Vulnerability in the sense of being easy to wound is not necessarily a virtue. Being easily wounded can mean you are over-sensitive, that you lack perspective, autonomy or the means to handle your emotions, that you're drowning - or wallowing - in the endless drama of your self. That's not the same as connection, or self-compassion, or presence, or self-transcendence. And it's certainly not the same as having a high tolerance for discomfort, uncertainty and risk. 

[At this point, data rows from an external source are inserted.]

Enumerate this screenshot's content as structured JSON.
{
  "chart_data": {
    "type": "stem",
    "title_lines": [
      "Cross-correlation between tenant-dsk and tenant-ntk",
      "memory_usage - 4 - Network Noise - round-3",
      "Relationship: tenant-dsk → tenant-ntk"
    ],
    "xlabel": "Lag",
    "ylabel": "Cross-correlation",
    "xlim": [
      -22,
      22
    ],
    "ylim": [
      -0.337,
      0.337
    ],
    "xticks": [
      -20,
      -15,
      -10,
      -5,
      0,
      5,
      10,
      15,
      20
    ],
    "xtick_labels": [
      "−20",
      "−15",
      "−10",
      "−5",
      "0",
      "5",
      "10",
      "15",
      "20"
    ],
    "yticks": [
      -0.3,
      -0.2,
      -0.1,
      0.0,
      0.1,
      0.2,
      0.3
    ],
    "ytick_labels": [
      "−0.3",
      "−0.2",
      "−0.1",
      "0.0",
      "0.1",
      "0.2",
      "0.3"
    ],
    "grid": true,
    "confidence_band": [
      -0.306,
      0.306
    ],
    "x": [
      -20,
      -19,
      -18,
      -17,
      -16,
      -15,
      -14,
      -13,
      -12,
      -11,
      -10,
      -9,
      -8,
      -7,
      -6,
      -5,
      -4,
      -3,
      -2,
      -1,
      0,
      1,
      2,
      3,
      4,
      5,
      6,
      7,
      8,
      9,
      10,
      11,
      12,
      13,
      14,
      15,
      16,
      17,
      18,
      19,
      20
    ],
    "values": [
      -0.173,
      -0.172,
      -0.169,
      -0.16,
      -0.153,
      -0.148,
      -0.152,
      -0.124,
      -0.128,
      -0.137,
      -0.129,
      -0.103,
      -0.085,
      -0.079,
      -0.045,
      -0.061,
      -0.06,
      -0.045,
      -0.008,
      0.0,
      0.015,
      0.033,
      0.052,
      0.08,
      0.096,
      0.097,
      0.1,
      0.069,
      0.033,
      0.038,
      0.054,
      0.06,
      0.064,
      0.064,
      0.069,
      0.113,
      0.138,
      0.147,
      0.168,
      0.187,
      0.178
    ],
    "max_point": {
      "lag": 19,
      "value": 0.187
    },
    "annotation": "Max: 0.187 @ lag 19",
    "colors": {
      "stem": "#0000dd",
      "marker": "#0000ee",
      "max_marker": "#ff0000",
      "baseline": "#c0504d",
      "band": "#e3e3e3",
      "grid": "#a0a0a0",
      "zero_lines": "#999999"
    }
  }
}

Do we want our children to be vulnerable? No. We want them to be able to take care of themselves in a rough world. We also want them to be honest if they're in real pain, not to feel the need to hide it or bury it. But that's honesty, not vulnerability. We don't want them to be ashamed of pain and suffering, but we don't want them to fetishize it either, as a means to get others' attention and sympathy.

This is a problem with our free market therapeutic society, in which social scientists have become the preachers. Rather than bothering to learn an entire moral system in which various virtues are balanced against each other, we are presented with simple TED stories of one master characteristic that is the key to the good life - in the last 30 years we've been sold self-esteem, mindfulness, grit, self-control, vulnerability...

We're assured by our scientist-preachers that 'the research shows' that people with this quality have the best life - the best career, the most money, the best connections, the most creativity, the highest happiness and self-worth. Our pop science moral system is built on weak data which we never bother to examine because it feels true.

But has anyone looked at Brown's data? Has anyone tried to replicate it? Is it definitely true that the people with the highest self-worth are the most vulnerable? What does this even mean and how would you measure it?

Again, there is something worth learning in Brown's message, which Carl Jung said many decades earlier. Wearing a false persona of perfection can cut you off from yourself and others and cause you a lot of suffering and loneliness. It's useful to learn to accept ourselves while also trying to improve ourselves.

But the cult of vulnerability has ballooned into a messy, catch-all term for which the evidence is unexamined, and it's become instrumentalized and commodified into a communication and management strategy to win others' attention.